N.V. : L’IPC a beaucoup à apprendre du monde de l’entreprise. Nous disposons d’ailleurs d’un réseau entreprises pour financer l’innovation médicale. Cela permet aux entreprises adhérentes de s’inscrire dans une démarche RSE (responsabilité sociétale des entreprises). En outre, l’IPC lui-même fonctionne comme une entreprise, bien qu’il n’ait pas de but lucratif. Nous nous inspirons de modèles du monde de l’entreprise : nous sommes par exemple en train de mettre en place une direction de l’expérience patient, afin d’avoir leurs retours, sur le modèle de l’expérience client. Même si nos patients ne sont évidemment pas des clients comme les autres …
Par ailleurs, concernant l’innovation, l’IPC encourage ses chercheurs à valoriser leurs recherches auprès des entreprises et à les breveter. Nous envisageons de créer sur le site un espace sur le site, dédié à l’accueil des start-up désireuses de progresser dans la lutte contre le cancer. Il faut expliquer que l’IPC est un vecteur d’attractivité pour le territoire.
L’IPC est par ailleurs partie prenante du projet de biocluster dédié à l’immunologie, mené de front avec Aix-Marseille Université, l’Assistance publique des hôpitaux de Marseille ou encore les collectivités, et qui bénéficie de 96 millions d’euros de l’Etat dans le cadre de France 2030. Pourquoi ce projet est-il important ?
N.V. : Je représente effectivement l’IPC au sein de l’association de préfiguration mise en place pour ce projet. Cela fait sens de mêler l’oncologie et l’immunologie. En effet, le traitement des cancers stimule une réponse immunitaire. Or, un des effets secondaires peut être de déclencher une maladie auto-immune ou infectieuses. Il faut donc traiter ces effets là. A contrario, les spécialistes qui traitent les inflammations utilisent par ailleurs des immuno-suppresseurs qui, à long terme, peuvent entraîner des cancers.

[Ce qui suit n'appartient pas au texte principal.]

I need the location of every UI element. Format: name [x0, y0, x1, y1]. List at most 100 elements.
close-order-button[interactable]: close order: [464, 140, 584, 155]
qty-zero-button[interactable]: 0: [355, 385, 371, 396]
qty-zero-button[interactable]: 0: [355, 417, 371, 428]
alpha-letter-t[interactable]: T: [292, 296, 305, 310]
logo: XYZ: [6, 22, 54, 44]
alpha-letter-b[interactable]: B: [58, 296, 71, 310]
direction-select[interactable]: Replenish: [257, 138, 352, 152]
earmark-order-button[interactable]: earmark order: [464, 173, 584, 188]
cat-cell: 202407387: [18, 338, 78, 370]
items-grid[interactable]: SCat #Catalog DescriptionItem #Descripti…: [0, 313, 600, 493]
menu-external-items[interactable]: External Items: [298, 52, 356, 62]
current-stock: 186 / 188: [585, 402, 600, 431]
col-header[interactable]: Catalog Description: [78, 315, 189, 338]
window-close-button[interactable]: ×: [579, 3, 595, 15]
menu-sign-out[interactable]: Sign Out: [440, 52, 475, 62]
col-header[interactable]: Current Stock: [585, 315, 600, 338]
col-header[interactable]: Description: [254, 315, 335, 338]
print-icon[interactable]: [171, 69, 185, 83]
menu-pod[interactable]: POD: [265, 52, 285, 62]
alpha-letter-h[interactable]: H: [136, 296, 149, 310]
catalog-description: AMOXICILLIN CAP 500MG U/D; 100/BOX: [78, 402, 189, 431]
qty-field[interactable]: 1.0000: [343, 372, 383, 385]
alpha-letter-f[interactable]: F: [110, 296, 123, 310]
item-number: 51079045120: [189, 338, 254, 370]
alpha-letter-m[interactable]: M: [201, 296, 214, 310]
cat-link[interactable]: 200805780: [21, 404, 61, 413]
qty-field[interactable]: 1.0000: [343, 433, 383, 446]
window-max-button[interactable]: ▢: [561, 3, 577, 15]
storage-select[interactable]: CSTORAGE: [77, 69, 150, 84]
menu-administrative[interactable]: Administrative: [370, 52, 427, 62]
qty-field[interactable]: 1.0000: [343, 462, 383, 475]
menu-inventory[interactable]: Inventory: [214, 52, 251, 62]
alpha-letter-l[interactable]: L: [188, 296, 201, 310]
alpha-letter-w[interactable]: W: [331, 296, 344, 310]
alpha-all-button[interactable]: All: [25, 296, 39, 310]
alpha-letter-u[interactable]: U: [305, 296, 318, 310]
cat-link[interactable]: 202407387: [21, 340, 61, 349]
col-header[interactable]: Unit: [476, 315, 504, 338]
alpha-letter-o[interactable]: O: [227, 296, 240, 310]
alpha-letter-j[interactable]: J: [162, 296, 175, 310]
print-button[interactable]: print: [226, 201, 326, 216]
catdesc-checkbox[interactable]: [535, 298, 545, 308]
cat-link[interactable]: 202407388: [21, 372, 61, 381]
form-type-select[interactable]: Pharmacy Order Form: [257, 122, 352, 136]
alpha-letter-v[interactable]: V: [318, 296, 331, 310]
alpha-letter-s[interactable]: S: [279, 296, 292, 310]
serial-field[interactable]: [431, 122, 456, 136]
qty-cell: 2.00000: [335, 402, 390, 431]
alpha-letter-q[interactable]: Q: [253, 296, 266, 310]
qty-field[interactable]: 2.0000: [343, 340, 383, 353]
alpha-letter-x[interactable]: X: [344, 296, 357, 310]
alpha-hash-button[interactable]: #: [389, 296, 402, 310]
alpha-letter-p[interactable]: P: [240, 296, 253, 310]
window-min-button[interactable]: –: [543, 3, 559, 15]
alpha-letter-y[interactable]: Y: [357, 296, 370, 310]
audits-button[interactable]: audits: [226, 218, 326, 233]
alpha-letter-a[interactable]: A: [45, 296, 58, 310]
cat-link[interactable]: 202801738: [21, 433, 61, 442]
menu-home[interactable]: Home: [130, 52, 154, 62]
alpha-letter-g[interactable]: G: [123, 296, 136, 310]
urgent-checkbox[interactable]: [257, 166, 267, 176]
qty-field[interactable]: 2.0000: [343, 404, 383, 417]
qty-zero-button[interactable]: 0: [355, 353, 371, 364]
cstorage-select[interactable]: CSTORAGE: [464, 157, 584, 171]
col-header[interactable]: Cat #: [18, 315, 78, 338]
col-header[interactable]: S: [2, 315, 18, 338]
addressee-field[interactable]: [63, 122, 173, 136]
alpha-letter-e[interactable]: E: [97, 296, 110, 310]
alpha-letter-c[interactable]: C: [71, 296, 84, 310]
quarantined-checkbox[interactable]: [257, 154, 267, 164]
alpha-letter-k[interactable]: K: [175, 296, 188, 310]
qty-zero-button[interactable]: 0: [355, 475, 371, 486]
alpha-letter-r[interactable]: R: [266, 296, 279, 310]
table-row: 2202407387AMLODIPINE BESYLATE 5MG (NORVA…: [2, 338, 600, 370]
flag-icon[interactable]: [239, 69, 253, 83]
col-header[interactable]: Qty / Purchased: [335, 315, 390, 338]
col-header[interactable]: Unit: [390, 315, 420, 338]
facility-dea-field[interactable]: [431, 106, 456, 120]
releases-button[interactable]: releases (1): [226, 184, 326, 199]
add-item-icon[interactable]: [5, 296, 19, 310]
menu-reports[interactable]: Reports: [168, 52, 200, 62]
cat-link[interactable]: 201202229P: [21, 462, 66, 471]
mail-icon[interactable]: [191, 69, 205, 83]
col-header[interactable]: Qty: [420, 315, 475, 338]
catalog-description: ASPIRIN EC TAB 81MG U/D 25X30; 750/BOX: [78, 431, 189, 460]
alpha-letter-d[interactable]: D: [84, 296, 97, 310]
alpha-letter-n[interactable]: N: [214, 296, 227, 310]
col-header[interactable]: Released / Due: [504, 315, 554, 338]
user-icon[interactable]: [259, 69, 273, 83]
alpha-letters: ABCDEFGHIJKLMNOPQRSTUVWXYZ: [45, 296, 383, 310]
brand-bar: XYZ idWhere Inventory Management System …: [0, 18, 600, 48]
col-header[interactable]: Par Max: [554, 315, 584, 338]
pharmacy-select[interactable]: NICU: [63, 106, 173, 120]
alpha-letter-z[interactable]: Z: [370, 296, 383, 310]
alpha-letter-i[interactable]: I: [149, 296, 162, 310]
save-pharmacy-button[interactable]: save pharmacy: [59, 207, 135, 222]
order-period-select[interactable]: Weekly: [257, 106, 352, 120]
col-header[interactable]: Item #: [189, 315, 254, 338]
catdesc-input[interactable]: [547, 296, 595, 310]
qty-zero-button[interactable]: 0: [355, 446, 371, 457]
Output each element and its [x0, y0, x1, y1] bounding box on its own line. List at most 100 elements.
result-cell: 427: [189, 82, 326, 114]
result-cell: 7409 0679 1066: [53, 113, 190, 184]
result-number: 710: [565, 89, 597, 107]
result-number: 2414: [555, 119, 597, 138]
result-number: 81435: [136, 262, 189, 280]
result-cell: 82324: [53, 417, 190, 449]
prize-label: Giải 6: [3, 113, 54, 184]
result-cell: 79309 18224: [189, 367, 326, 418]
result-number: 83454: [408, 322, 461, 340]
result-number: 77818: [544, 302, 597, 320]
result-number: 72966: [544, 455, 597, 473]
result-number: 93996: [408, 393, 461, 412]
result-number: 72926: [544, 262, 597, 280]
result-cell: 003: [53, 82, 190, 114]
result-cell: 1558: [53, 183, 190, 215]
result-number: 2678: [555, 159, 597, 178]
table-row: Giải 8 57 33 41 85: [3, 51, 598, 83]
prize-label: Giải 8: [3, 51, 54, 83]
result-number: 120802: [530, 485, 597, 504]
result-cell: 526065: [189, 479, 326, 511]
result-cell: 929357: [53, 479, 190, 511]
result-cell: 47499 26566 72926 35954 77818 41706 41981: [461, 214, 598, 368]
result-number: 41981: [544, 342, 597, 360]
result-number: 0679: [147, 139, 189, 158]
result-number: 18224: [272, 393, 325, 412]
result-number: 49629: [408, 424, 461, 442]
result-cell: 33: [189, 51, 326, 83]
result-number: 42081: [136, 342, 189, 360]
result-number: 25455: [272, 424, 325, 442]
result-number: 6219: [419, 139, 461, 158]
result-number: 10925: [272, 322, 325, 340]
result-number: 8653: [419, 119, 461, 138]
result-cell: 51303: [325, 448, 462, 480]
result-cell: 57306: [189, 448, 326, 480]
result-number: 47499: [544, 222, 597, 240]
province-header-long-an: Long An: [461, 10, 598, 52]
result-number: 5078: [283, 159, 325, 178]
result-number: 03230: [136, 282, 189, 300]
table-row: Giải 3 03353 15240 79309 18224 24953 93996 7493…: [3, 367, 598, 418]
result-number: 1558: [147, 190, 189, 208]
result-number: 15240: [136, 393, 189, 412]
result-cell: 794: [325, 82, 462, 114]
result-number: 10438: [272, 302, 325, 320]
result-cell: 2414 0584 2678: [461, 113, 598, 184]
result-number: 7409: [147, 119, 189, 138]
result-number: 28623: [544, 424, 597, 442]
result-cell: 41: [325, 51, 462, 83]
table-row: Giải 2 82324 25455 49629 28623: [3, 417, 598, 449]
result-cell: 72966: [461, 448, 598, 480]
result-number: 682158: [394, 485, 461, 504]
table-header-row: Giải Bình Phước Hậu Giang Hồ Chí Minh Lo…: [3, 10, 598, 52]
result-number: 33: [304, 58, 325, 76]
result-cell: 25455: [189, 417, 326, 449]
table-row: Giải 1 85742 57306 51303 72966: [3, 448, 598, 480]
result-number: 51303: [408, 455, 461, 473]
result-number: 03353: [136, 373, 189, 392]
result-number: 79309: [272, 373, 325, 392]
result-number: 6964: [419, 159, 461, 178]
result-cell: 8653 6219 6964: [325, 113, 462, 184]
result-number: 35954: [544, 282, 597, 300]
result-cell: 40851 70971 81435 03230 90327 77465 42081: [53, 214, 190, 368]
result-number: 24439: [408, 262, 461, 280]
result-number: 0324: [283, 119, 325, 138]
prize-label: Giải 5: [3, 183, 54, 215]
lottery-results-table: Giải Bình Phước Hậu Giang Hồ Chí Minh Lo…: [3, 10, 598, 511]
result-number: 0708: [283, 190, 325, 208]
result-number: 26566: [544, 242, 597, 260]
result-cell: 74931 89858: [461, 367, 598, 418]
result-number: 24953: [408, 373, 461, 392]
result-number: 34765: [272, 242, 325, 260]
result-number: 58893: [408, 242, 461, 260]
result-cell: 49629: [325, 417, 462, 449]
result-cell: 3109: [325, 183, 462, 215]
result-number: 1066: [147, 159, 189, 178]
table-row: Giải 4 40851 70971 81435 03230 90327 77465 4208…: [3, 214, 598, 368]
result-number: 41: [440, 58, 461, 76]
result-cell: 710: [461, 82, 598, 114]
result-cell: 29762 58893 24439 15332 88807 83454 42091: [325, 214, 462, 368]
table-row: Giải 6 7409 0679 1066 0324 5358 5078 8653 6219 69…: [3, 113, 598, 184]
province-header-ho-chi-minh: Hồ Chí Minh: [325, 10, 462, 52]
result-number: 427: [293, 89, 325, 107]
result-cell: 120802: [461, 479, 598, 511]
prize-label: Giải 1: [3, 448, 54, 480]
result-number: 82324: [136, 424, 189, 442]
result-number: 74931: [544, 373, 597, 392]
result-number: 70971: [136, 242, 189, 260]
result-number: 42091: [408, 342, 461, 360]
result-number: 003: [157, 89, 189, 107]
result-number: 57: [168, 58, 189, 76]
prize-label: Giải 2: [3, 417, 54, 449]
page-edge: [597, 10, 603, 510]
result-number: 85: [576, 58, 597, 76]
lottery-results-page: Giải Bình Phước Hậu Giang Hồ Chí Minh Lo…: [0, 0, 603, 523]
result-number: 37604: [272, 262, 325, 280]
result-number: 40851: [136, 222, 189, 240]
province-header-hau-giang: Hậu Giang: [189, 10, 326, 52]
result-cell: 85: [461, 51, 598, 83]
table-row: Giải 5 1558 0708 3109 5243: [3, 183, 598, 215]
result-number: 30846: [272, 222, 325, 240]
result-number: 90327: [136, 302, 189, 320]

Avec ce projet, nous voulons davantage donner accès aux patients à l’innovation dans ces domaines. L’arrivée de ce biocluster est un levier pour lever les difficultés du territoires en termes de foncier, de transports, d’attractivité … Mais il se base néanmoins sur un tissu industriel et scientifique déjà existant. Ce biocluster n’est pas implanté ici par hasard. Ce qu’on espère, c’est que ce biocluster permettra d’acheminer jusqu’au territoire toutes les avancées qui se font au plan international dans le domaine de l’immuno-oncologie.